Several months ago, we identified four objectives for a consensual, out-of-court restructuring including:
- Amended agreements with our codeshare partners that reflect the true costs of our product and that allow the orderly restoration and transition of our fleet;
- An early return of out-of-favor aircraft (Q400 and ERJ-145 with reasonable and fair compensation);
- Streamlined operations around a single aircraft type (EJET) under a single operating certificate, and;
- Additional liquidity to fund long-term opportunities.
These remain our objectives and we will work with our external stakeholders to effect this plan. It will simply be an in-court plan vs. an out-of-court plan.
While Chapter 11 provides a process and a degree of predictability to our restructuring, it would be disingenuous to say it will be easy. In truth, we need to be more united than ever, to support each other more than ever and to deliver – more than ever – safe, clean, and reliable service to our codeshare partners every day. Now more than ever, we need to show our value to our codeshare partners and to the flying public. The people of Republic are among the best in the business; I know that each of us will stay focused on providing exceptional service and safety as we navigate this process together.
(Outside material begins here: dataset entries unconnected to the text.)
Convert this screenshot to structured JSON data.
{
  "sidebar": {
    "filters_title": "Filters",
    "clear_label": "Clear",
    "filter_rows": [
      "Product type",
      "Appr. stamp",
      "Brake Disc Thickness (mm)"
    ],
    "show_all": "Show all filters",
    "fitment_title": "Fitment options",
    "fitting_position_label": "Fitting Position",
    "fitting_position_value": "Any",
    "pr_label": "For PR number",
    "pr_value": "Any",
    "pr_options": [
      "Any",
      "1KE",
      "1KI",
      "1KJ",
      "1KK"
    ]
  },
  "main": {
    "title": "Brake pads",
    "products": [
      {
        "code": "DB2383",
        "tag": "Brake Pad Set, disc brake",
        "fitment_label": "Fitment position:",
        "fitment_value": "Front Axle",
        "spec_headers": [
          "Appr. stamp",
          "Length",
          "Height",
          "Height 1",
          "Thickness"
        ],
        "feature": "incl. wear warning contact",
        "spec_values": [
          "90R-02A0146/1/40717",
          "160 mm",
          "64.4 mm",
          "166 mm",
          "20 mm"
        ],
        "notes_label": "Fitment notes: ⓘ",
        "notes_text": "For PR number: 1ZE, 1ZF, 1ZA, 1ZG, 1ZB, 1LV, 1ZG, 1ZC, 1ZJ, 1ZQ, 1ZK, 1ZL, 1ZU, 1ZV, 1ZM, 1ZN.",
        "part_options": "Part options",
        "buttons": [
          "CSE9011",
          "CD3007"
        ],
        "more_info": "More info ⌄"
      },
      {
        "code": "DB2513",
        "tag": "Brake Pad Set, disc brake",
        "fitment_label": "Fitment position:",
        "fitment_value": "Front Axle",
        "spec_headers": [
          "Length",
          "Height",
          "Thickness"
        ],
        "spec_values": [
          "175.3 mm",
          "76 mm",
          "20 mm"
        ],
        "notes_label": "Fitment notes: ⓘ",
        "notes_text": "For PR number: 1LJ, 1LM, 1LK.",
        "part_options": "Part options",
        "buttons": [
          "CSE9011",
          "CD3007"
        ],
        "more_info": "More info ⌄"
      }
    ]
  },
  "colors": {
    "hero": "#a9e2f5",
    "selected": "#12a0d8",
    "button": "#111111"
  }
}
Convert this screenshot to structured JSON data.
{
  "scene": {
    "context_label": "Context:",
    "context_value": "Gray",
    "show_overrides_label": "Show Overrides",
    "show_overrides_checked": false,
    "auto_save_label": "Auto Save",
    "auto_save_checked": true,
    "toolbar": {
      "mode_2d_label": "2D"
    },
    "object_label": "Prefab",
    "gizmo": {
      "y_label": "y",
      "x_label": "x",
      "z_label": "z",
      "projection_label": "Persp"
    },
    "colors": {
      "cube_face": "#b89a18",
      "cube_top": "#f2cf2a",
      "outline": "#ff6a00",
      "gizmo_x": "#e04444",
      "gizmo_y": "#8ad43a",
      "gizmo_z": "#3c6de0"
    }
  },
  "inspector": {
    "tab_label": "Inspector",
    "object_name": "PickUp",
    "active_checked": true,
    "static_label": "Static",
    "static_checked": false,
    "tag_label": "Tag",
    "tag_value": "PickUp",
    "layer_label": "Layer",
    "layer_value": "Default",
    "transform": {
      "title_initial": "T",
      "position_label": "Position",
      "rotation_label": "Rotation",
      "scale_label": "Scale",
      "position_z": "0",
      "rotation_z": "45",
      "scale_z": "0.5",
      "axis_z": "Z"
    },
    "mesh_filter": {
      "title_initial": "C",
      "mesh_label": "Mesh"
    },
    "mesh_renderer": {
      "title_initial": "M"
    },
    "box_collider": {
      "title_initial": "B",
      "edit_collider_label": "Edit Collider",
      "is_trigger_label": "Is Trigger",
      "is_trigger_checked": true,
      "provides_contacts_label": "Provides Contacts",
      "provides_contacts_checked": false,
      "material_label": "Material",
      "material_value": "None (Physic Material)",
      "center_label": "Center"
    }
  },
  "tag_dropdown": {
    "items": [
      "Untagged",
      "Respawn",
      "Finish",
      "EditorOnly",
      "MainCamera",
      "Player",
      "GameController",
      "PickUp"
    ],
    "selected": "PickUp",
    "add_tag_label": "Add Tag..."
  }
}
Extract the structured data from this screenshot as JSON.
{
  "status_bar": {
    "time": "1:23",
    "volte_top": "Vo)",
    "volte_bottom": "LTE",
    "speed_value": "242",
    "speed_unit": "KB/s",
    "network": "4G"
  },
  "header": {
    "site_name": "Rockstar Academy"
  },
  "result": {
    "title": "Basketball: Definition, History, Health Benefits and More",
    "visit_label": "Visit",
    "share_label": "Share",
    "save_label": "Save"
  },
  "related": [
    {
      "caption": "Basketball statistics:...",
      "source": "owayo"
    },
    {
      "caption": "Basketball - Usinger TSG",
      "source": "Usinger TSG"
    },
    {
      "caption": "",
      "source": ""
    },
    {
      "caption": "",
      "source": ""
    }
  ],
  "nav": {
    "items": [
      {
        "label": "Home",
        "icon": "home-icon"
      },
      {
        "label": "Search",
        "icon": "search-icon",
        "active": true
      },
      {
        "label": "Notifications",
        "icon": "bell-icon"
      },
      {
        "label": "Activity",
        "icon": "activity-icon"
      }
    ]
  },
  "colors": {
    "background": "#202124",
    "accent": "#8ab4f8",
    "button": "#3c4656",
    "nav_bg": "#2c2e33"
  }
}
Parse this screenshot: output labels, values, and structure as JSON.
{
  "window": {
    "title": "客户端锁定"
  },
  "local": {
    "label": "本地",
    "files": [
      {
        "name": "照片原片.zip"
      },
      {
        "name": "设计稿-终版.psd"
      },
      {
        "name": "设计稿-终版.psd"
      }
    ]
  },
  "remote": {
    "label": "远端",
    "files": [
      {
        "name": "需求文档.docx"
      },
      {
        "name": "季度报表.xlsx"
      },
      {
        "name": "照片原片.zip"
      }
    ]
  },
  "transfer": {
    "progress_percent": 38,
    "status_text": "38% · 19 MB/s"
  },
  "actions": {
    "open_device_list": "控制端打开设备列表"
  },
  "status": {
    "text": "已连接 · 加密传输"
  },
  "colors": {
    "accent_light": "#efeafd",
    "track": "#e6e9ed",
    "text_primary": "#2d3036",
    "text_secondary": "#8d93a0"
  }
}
Many of you know I lean heavily on my faith, especially in times like these. I have been greatly comforted these days by the words James the Just wrote to scattered tribes: “Consider it all joy, my brothers, when you encounter various trials. For you know that the testing of your faith produces perseverance.”
Surely, James must have foreseen the creation of the airline industry.
I’ve been in this business for nearly 30 years. During that time, I’ve seen lots of airlines go through bankruptcy (including each of our flying partners), but this is the first time I’ve been inside the process. Like you, I’m deeply disappointed. Along with every member of our management team, I fervently wish we could have found a viable solution outside of the courthouse. Now that we are here, however, we will make full use of the process in order to secure the future viability of our airline. Our faith may be tested but our perseverance is limitless. I believe this with all my heart.
As we move forward, please remain focused on safety, reliability and delivering outstanding customer service to our guests and to one another.